Circuit design of a Low-pass filter borrowed from Wikipedia Article on the subject:
Circuit design of a High-pass filter borrowed from Wikipedia Article on the subject:
I'm thinking of implementing an electronic filter Circuit that will pass certain frequencies and attenuate others. It is for the purpose of adding an effect to an audio signal. I notice that such a circuit uses resistors to function. My question is, will there be a reduction in amplitude to the signal after it passes through the Circuit, and is this strictly desirable?

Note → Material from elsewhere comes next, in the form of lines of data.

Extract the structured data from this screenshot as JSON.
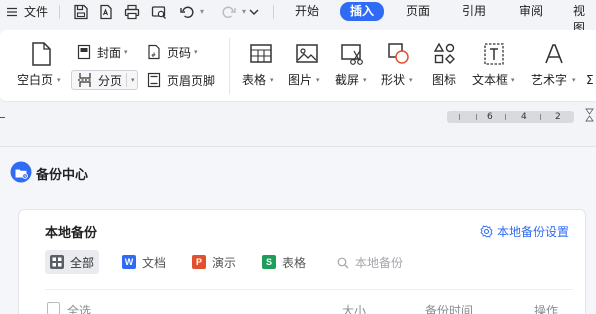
{
  "menubar": {
    "file_label": "文件",
    "tabs": [
      "开始",
      "插入",
      "页面",
      "引用",
      "审阅",
      "视图"
    ],
    "active_tab": "插入"
  },
  "ribbon": {
    "blank_page": "空白页",
    "cover": "封面",
    "page_number": "页码",
    "page_break": "分页",
    "header_footer": "页眉页脚",
    "table": "表格",
    "picture": "图片",
    "screenshot": "截屏",
    "shape": "形状",
    "icon": "图标",
    "textbox": "文本框",
    "wordart": "艺术字"
  },
  "ruler": {
    "numbers": [
      "6",
      "4",
      "2"
    ]
  },
  "backup": {
    "title": "备份中心",
    "section_title": "本地备份",
    "settings_link": "本地备份设置",
    "filters": {
      "all": "全部",
      "docs": "文档",
      "slides": "演示",
      "sheets": "表格"
    },
    "search_placeholder": "本地备份",
    "columns": {
      "select_all": "全选",
      "size": "大小",
      "time": "备份时间",
      "actions": "操作"
    }
  },
  "colors": {
    "accent": "#2f6bf5",
    "word_badge": "#2f6bf5",
    "ppt_badge": "#e2512f",
    "sheet_badge": "#1f9d5b"
  }
}
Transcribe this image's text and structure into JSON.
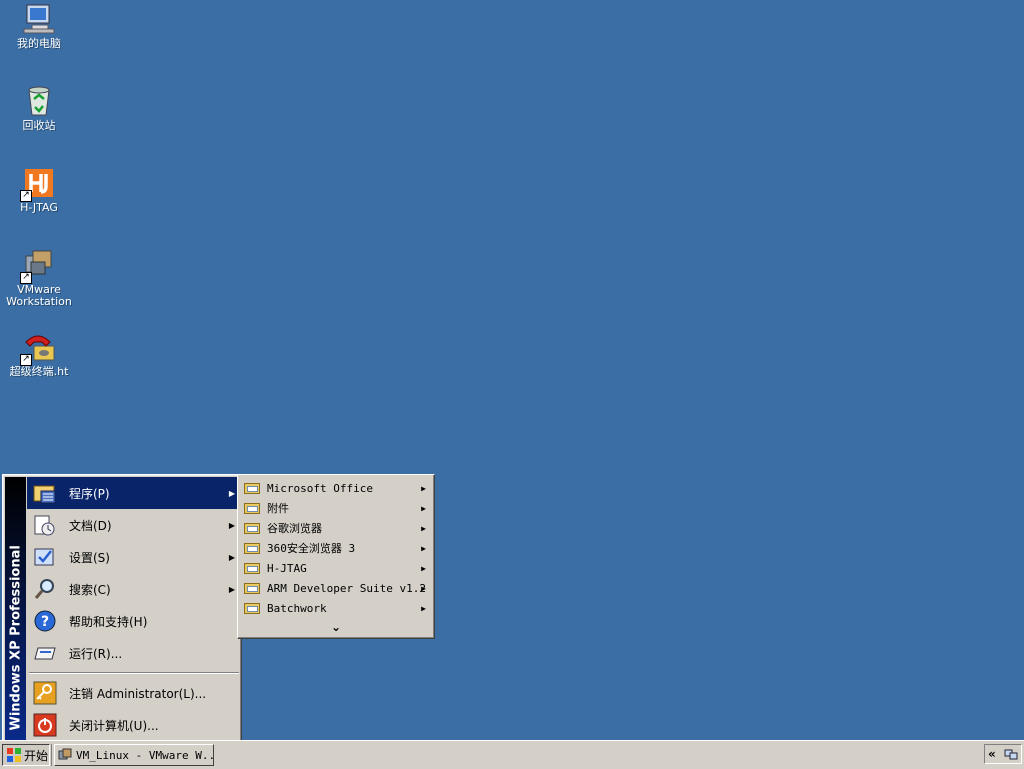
{
  "desktop": {
    "icons": [
      {
        "label": "我的电脑",
        "icon": "my-computer-icon"
      },
      {
        "label": "回收站",
        "icon": "recycle-bin-icon"
      },
      {
        "label": "H-JTAG",
        "icon": "hjtag-icon"
      },
      {
        "label": "VMware Workstation",
        "icon": "vmware-icon"
      },
      {
        "label": "超级终端.ht",
        "icon": "hyperterminal-icon"
      }
    ]
  },
  "start_menu": {
    "banner": "Windows XP Professional",
    "items": [
      {
        "label": "程序(P)",
        "icon": "programs-icon",
        "submenu": true,
        "active": true
      },
      {
        "label": "文档(D)",
        "icon": "documents-icon",
        "submenu": true
      },
      {
        "label": "设置(S)",
        "icon": "settings-icon",
        "submenu": true
      },
      {
        "label": "搜索(C)",
        "icon": "search-icon",
        "submenu": true
      },
      {
        "label": "帮助和支持(H)",
        "icon": "help-icon"
      },
      {
        "label": "运行(R)...",
        "icon": "run-icon"
      },
      {
        "label": "注销 Administrator(L)...",
        "icon": "logoff-icon"
      },
      {
        "label": "关闭计算机(U)...",
        "icon": "shutdown-icon"
      }
    ]
  },
  "programs_submenu": {
    "items": [
      {
        "label": "Microsoft Office"
      },
      {
        "label": "附件"
      },
      {
        "label": "谷歌浏览器"
      },
      {
        "label": "360安全浏览器 3"
      },
      {
        "label": "H-JTAG"
      },
      {
        "label": "ARM Developer Suite v1.2"
      },
      {
        "label": "Batchwork"
      }
    ],
    "more": "⌄"
  },
  "taskbar": {
    "start_label": "开始",
    "task": "VM_Linux - VMware W...",
    "tray_expand": "«"
  },
  "colors": {
    "desktop": "#3a6ea5",
    "highlight": "#0a246a",
    "face": "#d4d0c8"
  }
}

If not, is there a way to actively compensate for this loss with some sort of amplifier that operates proportionally to the resistance in the Circuit?
Is this perhaps what "First order active Low/High-pass filter Circuits" do, using op amps?

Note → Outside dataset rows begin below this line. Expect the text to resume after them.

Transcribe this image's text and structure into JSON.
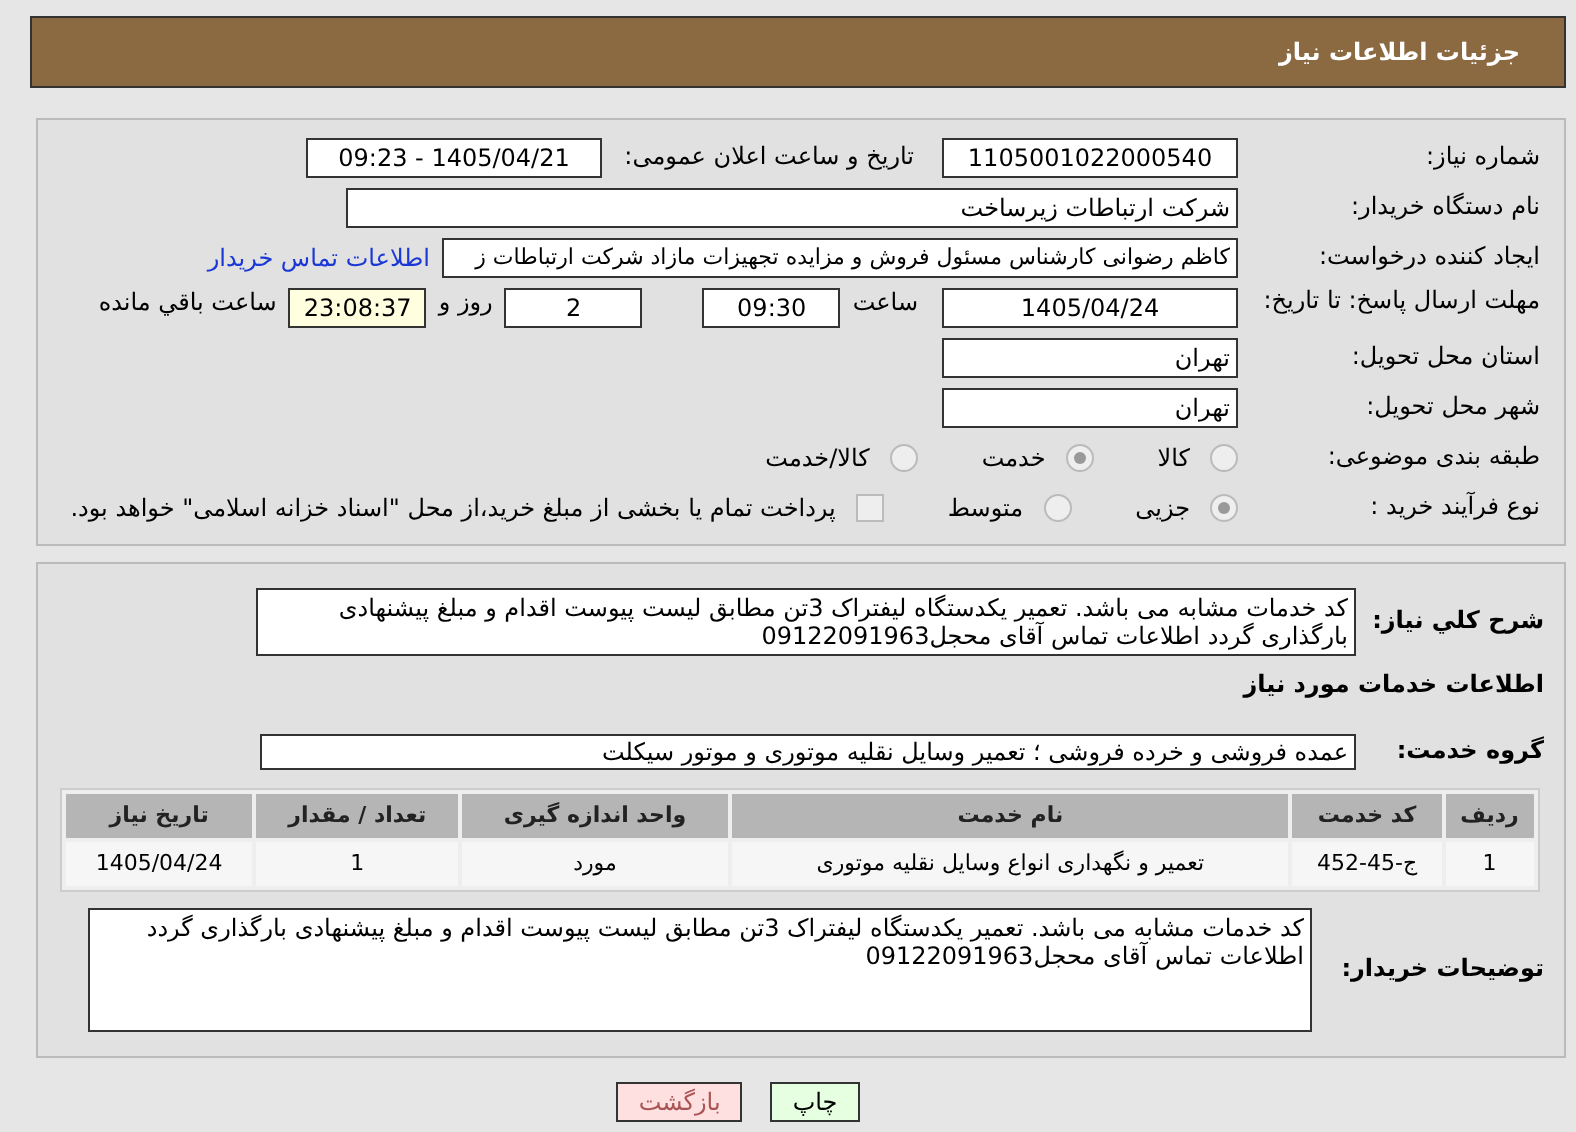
{
  "header": {
    "title": "جزئیات اطلاعات نیاز"
  },
  "need_number": {
    "label": "شماره نیاز:",
    "value": "1105001022000540"
  },
  "announce": {
    "label": "تاریخ و ساعت اعلان عمومی:",
    "value": "1405/04/21 - 09:23"
  },
  "buyer": {
    "label": "نام دستگاه خریدار:",
    "value": "شرکت ارتباطات زیرساخت"
  },
  "requester": {
    "label": "ایجاد کننده درخواست:",
    "value": "کاظم رضوانی کارشناس مسئول فروش و مزایده تجهیزات مازاد شرکت ارتباطات ز",
    "link": "اطلاعات تماس خریدار"
  },
  "deadline": {
    "label": "مهلت ارسال پاسخ: تا تاریخ:",
    "date": "1405/04/24",
    "time_label": "ساعت",
    "time": "09:30",
    "days": "2",
    "days_label": "روز و",
    "remaining": "23:08:37",
    "remaining_label": "ساعت باقي مانده"
  },
  "province": {
    "label": "استان محل تحویل:",
    "value": "تهران"
  },
  "city": {
    "label": "شهر محل تحویل:",
    "value": "تهران"
  },
  "category": {
    "label": "طبقه بندی موضوعی:",
    "options": [
      {
        "label": "کالا",
        "selected": false
      },
      {
        "label": "خدمت",
        "selected": true
      },
      {
        "label": "کالا/خدمت",
        "selected": false
      }
    ]
  },
  "process": {
    "label": "نوع فرآیند خرید :",
    "options": [
      {
        "label": "جزیی",
        "selected": true
      },
      {
        "label": "متوسط",
        "selected": false
      }
    ],
    "checkbox": {
      "label": "پرداخت تمام یا بخشی از مبلغ خرید،از محل \"اسناد خزانه اسلامی\" خواهد بود.",
      "checked": false
    }
  },
  "description": {
    "label": "شرح کلي نیاز:",
    "value": "کد خدمات مشابه می باشد. تعمیر یکدستگاه لیفتراک 3تن مطابق لیست پیوست اقدام و مبلغ پیشنهادی بارگذاری گردد اطلاعات تماس آقای محجل09122091963"
  },
  "services_heading": "اطلاعات خدمات مورد نیاز",
  "service_group": {
    "label": "گروه خدمت:",
    "value": "عمده فروشی و خرده فروشی ؛ تعمیر وسایل نقلیه موتوری و موتور سیکلت"
  },
  "table": {
    "columns": [
      "ردیف",
      "کد خدمت",
      "نام خدمت",
      "واحد اندازه گیری",
      "تعداد / مقدار",
      "تاریخ نیاز"
    ],
    "rows": [
      [
        "1",
        "ج-45-452",
        "تعمیر و نگهداری انواع وسایل نقلیه موتوری",
        "مورد",
        "1",
        "1405/04/24"
      ]
    ]
  },
  "buyer_notes": {
    "label": "توضیحات خریدار:",
    "value": "کد خدمات مشابه می باشد. تعمیر یکدستگاه لیفتراک 3تن مطابق لیست پیوست اقدام و مبلغ پیشنهادی بارگذاری گردد اطلاعات تماس آقای محجل09122091963"
  },
  "buttons": [
    {
      "label": "چاپ",
      "kind": "print"
    },
    {
      "label": "بازگشت",
      "kind": "back"
    }
  ]
}
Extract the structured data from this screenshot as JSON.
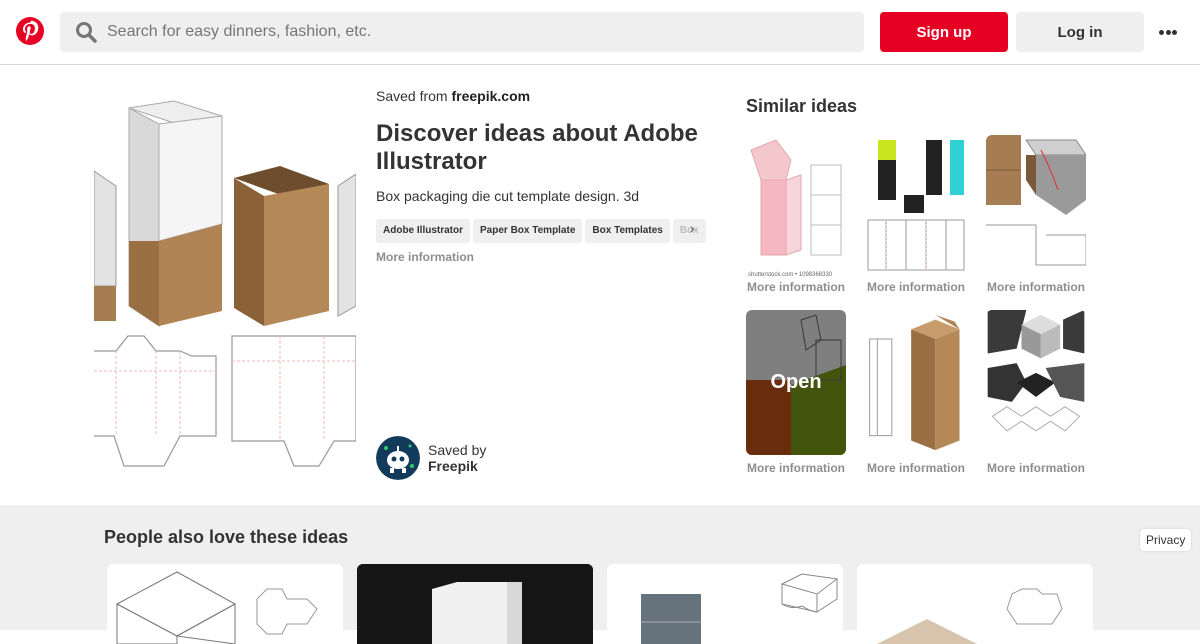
{
  "header": {
    "search_placeholder": "Search for easy dinners, fashion, etc.",
    "signup_label": "Sign up",
    "login_label": "Log in",
    "brand_color": "#e60023"
  },
  "pin": {
    "saved_from_prefix": "Saved from",
    "saved_from_site": "freepik.com",
    "title": "Discover ideas about Adobe Illustrator",
    "description": "Box packaging die cut template design. 3d",
    "tags": [
      "Adobe Illustrator",
      "Paper Box Template",
      "Box Templates",
      "Box"
    ],
    "more_info": "More information",
    "saved_by_prefix": "Saved by",
    "saved_by_name": "Freepik"
  },
  "similar": {
    "title": "Similar ideas",
    "items": [
      {
        "caption": "More information",
        "watermark": "shutterstock.com • 1098368330"
      },
      {
        "caption": "More information"
      },
      {
        "caption": "More information"
      },
      {
        "caption": "More information",
        "overlay": "Open"
      },
      {
        "caption": "More information"
      },
      {
        "caption": "More information"
      }
    ]
  },
  "bottom": {
    "title": "People also love these ideas",
    "privacy": "Privacy"
  }
}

Additionally, if I were to implement the resistor as a potentiometer, what should I research in order to actively 'measure' the current resistance in the resistor and amplify proportionally?
Best Answer
Those passive filters have a voltage gain of 1 in the passband as long as there is no load (i.e. a resistance/impedance from \$V_{\text{out}}\$ to ground). Consider the low pass filter, for example: at low frequencies the capacitor behaves as an open circuit and, since \$V_{\text{out}}\$ is also an open circuit, there is no current through the resistor and therefore no voltage drop across it. In other words, \$V_{\text{in}} = V_{\text{out}}\$, which is a gain of 1. There is some attenuation in the passband near the corner frequency because no filter -- passive or active -- is perfect at the corner frequency. In the low pass filter's stopband the gain is 0 since the capacitor acts as a short circuit.

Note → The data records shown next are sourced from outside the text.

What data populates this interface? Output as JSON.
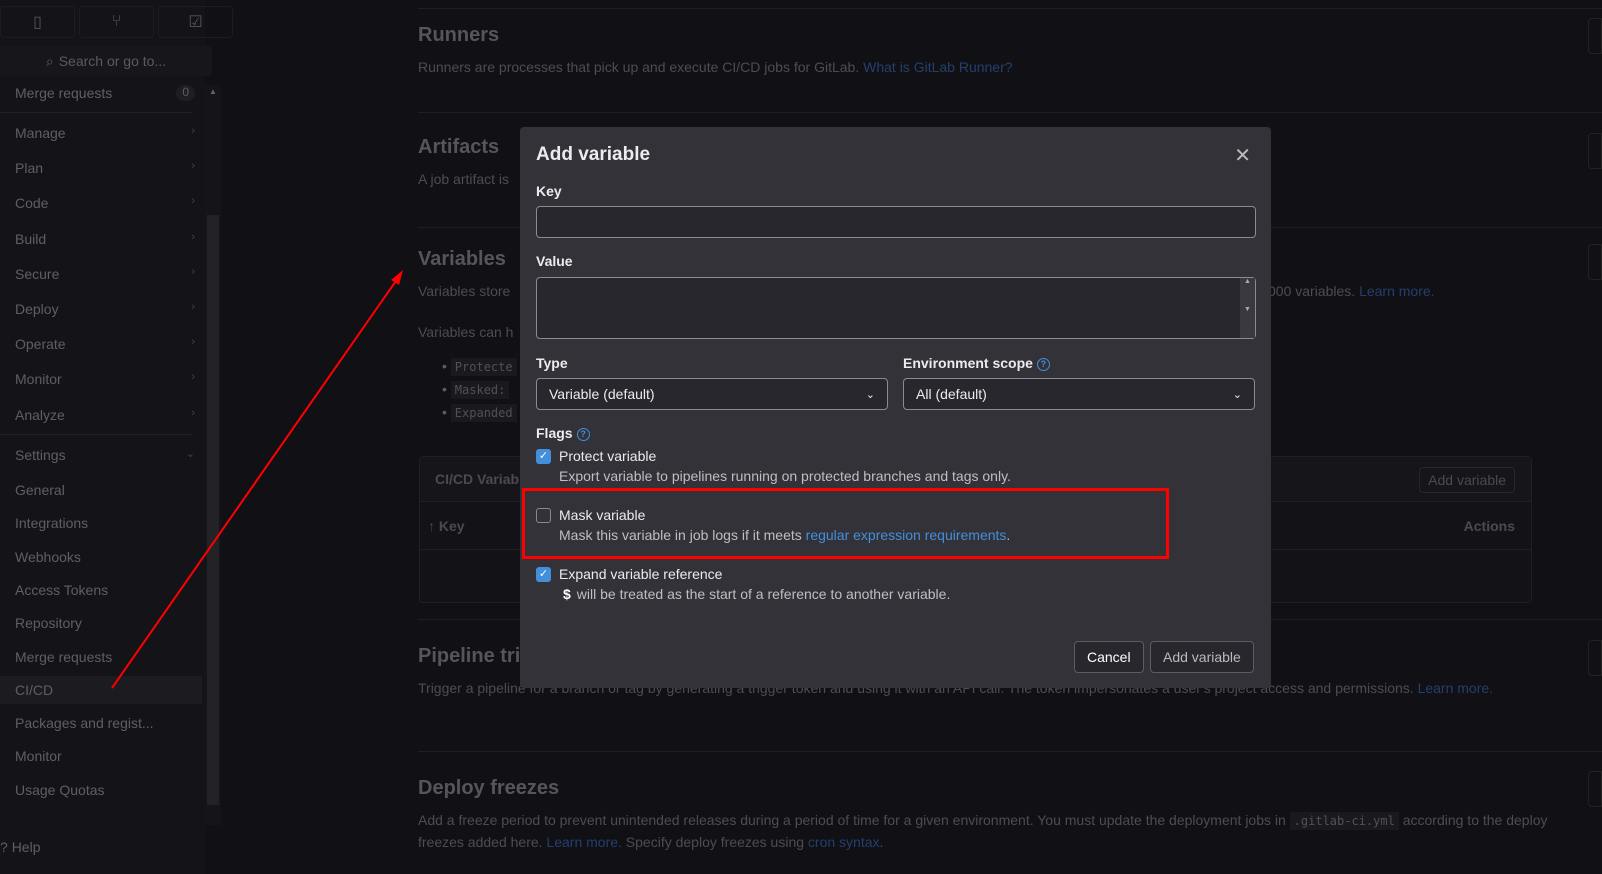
{
  "sidebar": {
    "search_placeholder": "Search or go to...",
    "merge_requests": {
      "label": "Merge requests",
      "count": "0"
    },
    "groups": [
      "Manage",
      "Plan",
      "Code",
      "Build",
      "Secure",
      "Deploy",
      "Operate",
      "Monitor",
      "Analyze"
    ],
    "settings": "Settings",
    "settings_items": [
      "General",
      "Integrations",
      "Webhooks",
      "Access Tokens",
      "Repository",
      "Merge requests",
      "CI/CD",
      "Packages and regist...",
      "Monitor",
      "Usage Quotas"
    ],
    "active_item": "CI/CD",
    "help": "Help"
  },
  "background": {
    "runners": {
      "title": "Runners",
      "desc": "Runners are processes that pick up and execute CI/CD jobs for GitLab.",
      "link": "What is GitLab Runner?"
    },
    "artifacts": {
      "title": "Artifacts",
      "desc": "A job artifact is"
    },
    "variables": {
      "title": "Variables",
      "desc": "Variables store",
      "desc_tail": "000 variables.",
      "learn": "Learn more.",
      "can": "Variables can h",
      "bullets": [
        "Protecte",
        "Masked:",
        "Expanded"
      ],
      "table": {
        "title": "CI/CD Variab",
        "add": "Add variable",
        "key": "Key",
        "actions": "Actions"
      }
    },
    "pipeline": {
      "title": "Pipeline tri",
      "desc": "Trigger a pipeline for a branch or tag by generating a trigger token and using it with an API call. The token impersonates a user's project access and permissions.",
      "link": "Learn more."
    },
    "deploy": {
      "title": "Deploy freezes",
      "desc1": "Add a freeze period to prevent unintended releases during a period of time for a given environment. You must update the deployment jobs in",
      "code": ".gitlab-ci.yml",
      "desc2": "according to the deploy freezes added here.",
      "learn": "Learn more.",
      "desc3": "Specify deploy freezes using",
      "cron": "cron syntax",
      "end": "."
    }
  },
  "modal": {
    "title": "Add variable",
    "key_label": "Key",
    "key_value": "",
    "value_label": "Value",
    "value_value": "",
    "type_label": "Type",
    "type_value": "Variable (default)",
    "env_label": "Environment scope",
    "env_value": "All (default)",
    "flags_label": "Flags",
    "flags": [
      {
        "title": "Protect variable",
        "desc": "Export variable to pipelines running on protected branches and tags only.",
        "checked": true
      },
      {
        "title": "Mask variable",
        "desc": "Mask this variable in job logs if it meets",
        "link": "regular expression requirements",
        "end": ".",
        "checked": false
      },
      {
        "title": "Expand variable reference",
        "code": "$",
        "desc": "will be treated as the start of a reference to another variable.",
        "checked": true
      }
    ],
    "cancel": "Cancel",
    "submit": "Add variable"
  },
  "annotation_color": "#ff0000"
}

However, in practice you are unlikely to see an open circuit at \$V_{\text{out}}\$. There will be some finite load resistance or impedance, and this does reduce the gain of the low pass filter. If you have a load resistor equal to the filter resistor, for example, you have a gain of 1/2 (the two resistances form a voltage divider that divides the input in half).
Here's a passive low pass filter for which you can simulate the frequency response and adjust the load resistor to see what happens:
simulate this circuit – Schematic created using CircuitLab
The easy way to fix this passive filter so that it has a gain of 1 even with a load is to add an op amp buffer to the output of the passive filter (which makes the overall filter an active one):
Source: http://www.electronics-tutorials.ws/filter/filter_5.html
This works because the input of the op amp (which is connected to the output of the passive filter) has a very high impedance -- it's nearly an open circuit. Thus you have a gain of 1 (in the passband) at the output of the passive filter, and the buffer has a gain of 1 as well, so the overall gain is 1 in the passband. You could also use a non-inverting op amp amplifier instead of a buffer to provide gain >1, if necessary/desired.
The passive filter may be acceptable if your load resistance is known (and constant) and you can accept a gain less than 1. In that case, you would choose the filter resistor so that it gives an acceptable gain in the passband even with the load resistor.